In August 2020, the FASB issued Accounting Standards Update ("ASU") 2020-06, Debt - Debt with Conversion and Other Options (Subtopic 470-20) and Derivatives and Hedging - Contracts in Entity's Own Equity (Subtopic 815-40) ("ASU 2020-06") to simplify accounting for certain financial instruments. ASU 2020-06 eliminates the current models that require separation of beneficial conversion and cash conversion features from convertible instruments and simplifies the derivative scope exception guidance pertaining to equity classification of contracts in an entity's own equity. The new standard also introduces additional disclosures for convertible debt and freestanding instruments that are indexed to and settled in an entity's own equity. ASU 2020-06 amends the diluted earnings per share guidance, including the requirement to use the if-converted method for all convertible instruments.

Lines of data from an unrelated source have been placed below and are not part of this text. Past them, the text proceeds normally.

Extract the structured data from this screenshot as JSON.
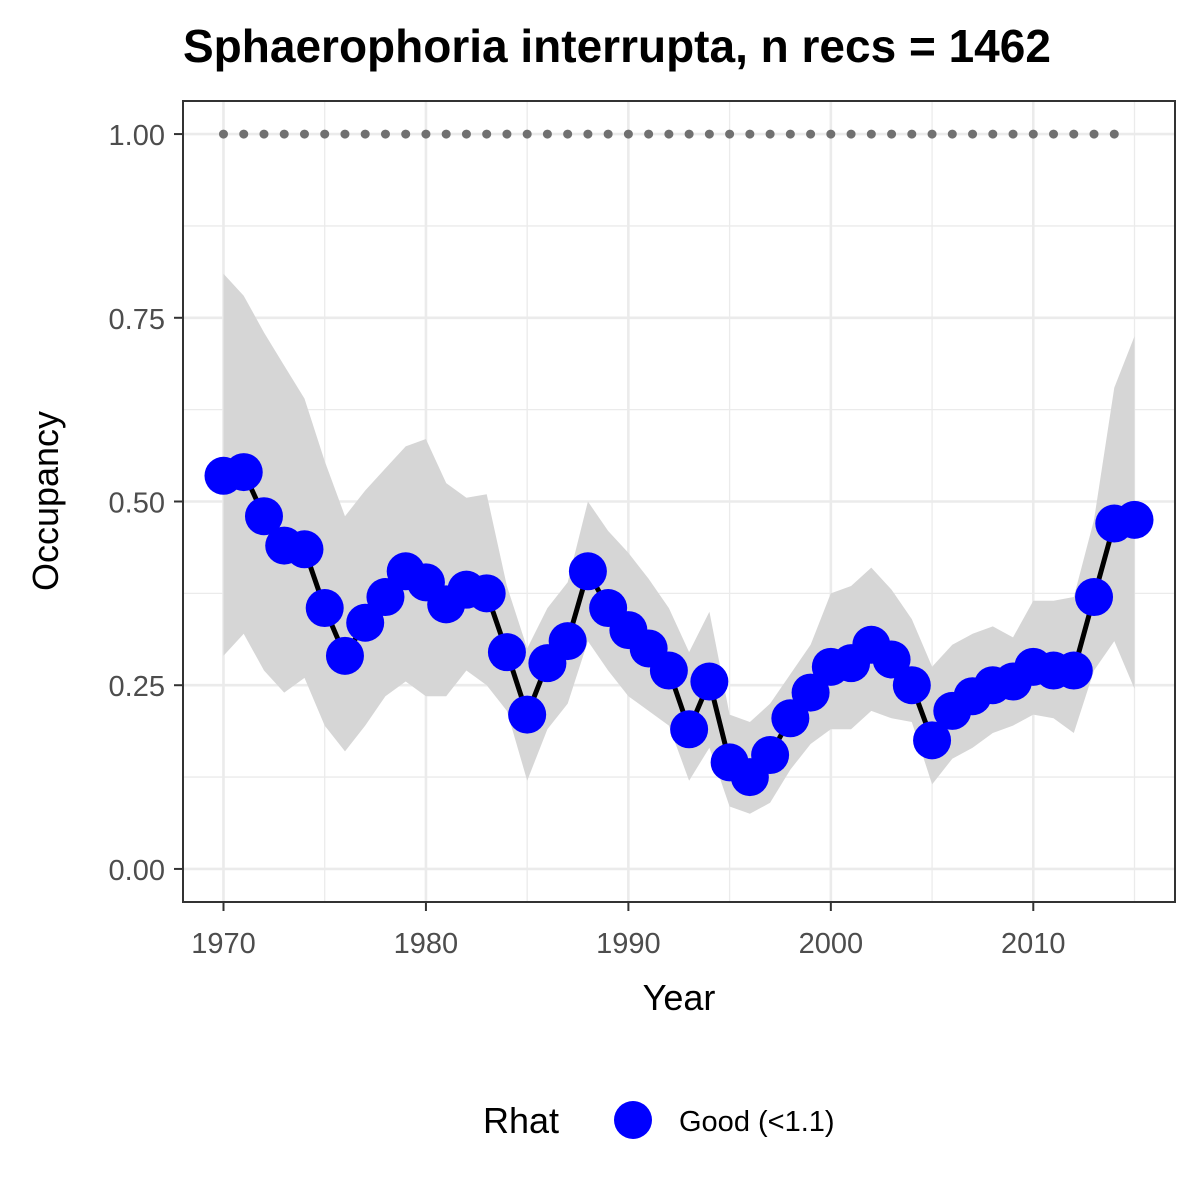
{
  "chart_data": {
    "type": "line",
    "title": "Sphaerophoria interrupta, n recs = 1462",
    "xlabel": "Year",
    "ylabel": "Occupancy",
    "xlim": [
      1968,
      2017
    ],
    "ylim": [
      -0.045,
      1.045
    ],
    "x_ticks": [
      1970,
      1980,
      1990,
      2000,
      2010
    ],
    "y_ticks": [
      0.0,
      0.25,
      0.5,
      0.75,
      1.0
    ],
    "y_tick_labels": [
      "0.00",
      "0.25",
      "0.50",
      "0.75",
      "1.00"
    ],
    "grid": true,
    "legend": {
      "position": "bottom",
      "title": "Rhat",
      "entries": [
        {
          "label": "Good (<1.1)",
          "color": "#0000ff"
        }
      ]
    },
    "colors": {
      "points": "#0000ff",
      "line": "#000000",
      "ribbon": "#d6d6d6",
      "reference": "#707070",
      "grid": "#ebebeb",
      "border": "#333333"
    },
    "reference_points": {
      "x_start": 1970,
      "x_end": 2014,
      "step": 1,
      "y": 1.0
    },
    "series": [
      {
        "x": [
          1970,
          1971,
          1972,
          1973,
          1974,
          1975,
          1976,
          1977,
          1978,
          1979,
          1980,
          1981,
          1982,
          1983,
          1984,
          1985,
          1986,
          1987,
          1988,
          1989,
          1990,
          1991,
          1992,
          1993,
          1994,
          1995,
          1996,
          1997,
          1998,
          1999,
          2000,
          2001,
          2002,
          2003,
          2004,
          2005,
          2006,
          2007,
          2008,
          2009,
          2010,
          2011,
          2012,
          2013,
          2014,
          2015
        ],
        "y": [
          0.535,
          0.54,
          0.48,
          0.44,
          0.435,
          0.355,
          0.29,
          0.335,
          0.37,
          0.405,
          0.39,
          0.36,
          0.38,
          0.375,
          0.295,
          0.21,
          0.28,
          0.31,
          0.405,
          0.355,
          0.325,
          0.3,
          0.27,
          0.19,
          0.255,
          0.145,
          0.125,
          0.155,
          0.205,
          0.24,
          0.275,
          0.28,
          0.305,
          0.285,
          0.25,
          0.175,
          0.215,
          0.235,
          0.25,
          0.255,
          0.275,
          0.27,
          0.27,
          0.37,
          0.47,
          0.475
        ],
        "lower": [
          0.29,
          0.32,
          0.27,
          0.24,
          0.26,
          0.195,
          0.16,
          0.195,
          0.235,
          0.255,
          0.235,
          0.235,
          0.27,
          0.25,
          0.215,
          0.12,
          0.19,
          0.225,
          0.31,
          0.27,
          0.235,
          0.215,
          0.195,
          0.12,
          0.165,
          0.085,
          0.075,
          0.09,
          0.135,
          0.17,
          0.19,
          0.19,
          0.215,
          0.205,
          0.2,
          0.115,
          0.15,
          0.165,
          0.185,
          0.195,
          0.21,
          0.205,
          0.185,
          0.27,
          0.31,
          0.245
        ],
        "upper": [
          0.81,
          0.78,
          0.73,
          0.685,
          0.64,
          0.555,
          0.48,
          0.515,
          0.545,
          0.575,
          0.585,
          0.525,
          0.505,
          0.51,
          0.385,
          0.3,
          0.355,
          0.39,
          0.5,
          0.46,
          0.43,
          0.395,
          0.355,
          0.295,
          0.35,
          0.21,
          0.2,
          0.225,
          0.265,
          0.305,
          0.375,
          0.385,
          0.41,
          0.38,
          0.34,
          0.275,
          0.305,
          0.32,
          0.33,
          0.315,
          0.365,
          0.365,
          0.37,
          0.475,
          0.655,
          0.725
        ]
      }
    ]
  }
}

As a smaller reporting company, ASU 2020-06 is effective January 1, 2024 for fiscal years beginning after December 15, 2023 and should be applied on a full or modified retrospective basis, with early adoption permitted beginning on January 1, 2021. We are currently assessing the impact, if any, that ASU 2020-06 would have on our financial position, results of operations or cash flows. We have not adopted this guidance as of September 30, 2022.

Our management does not believe that any other recently issued, but not yet effective, accounting standards if currently adopted would have a material effect on the accompanying financial statement.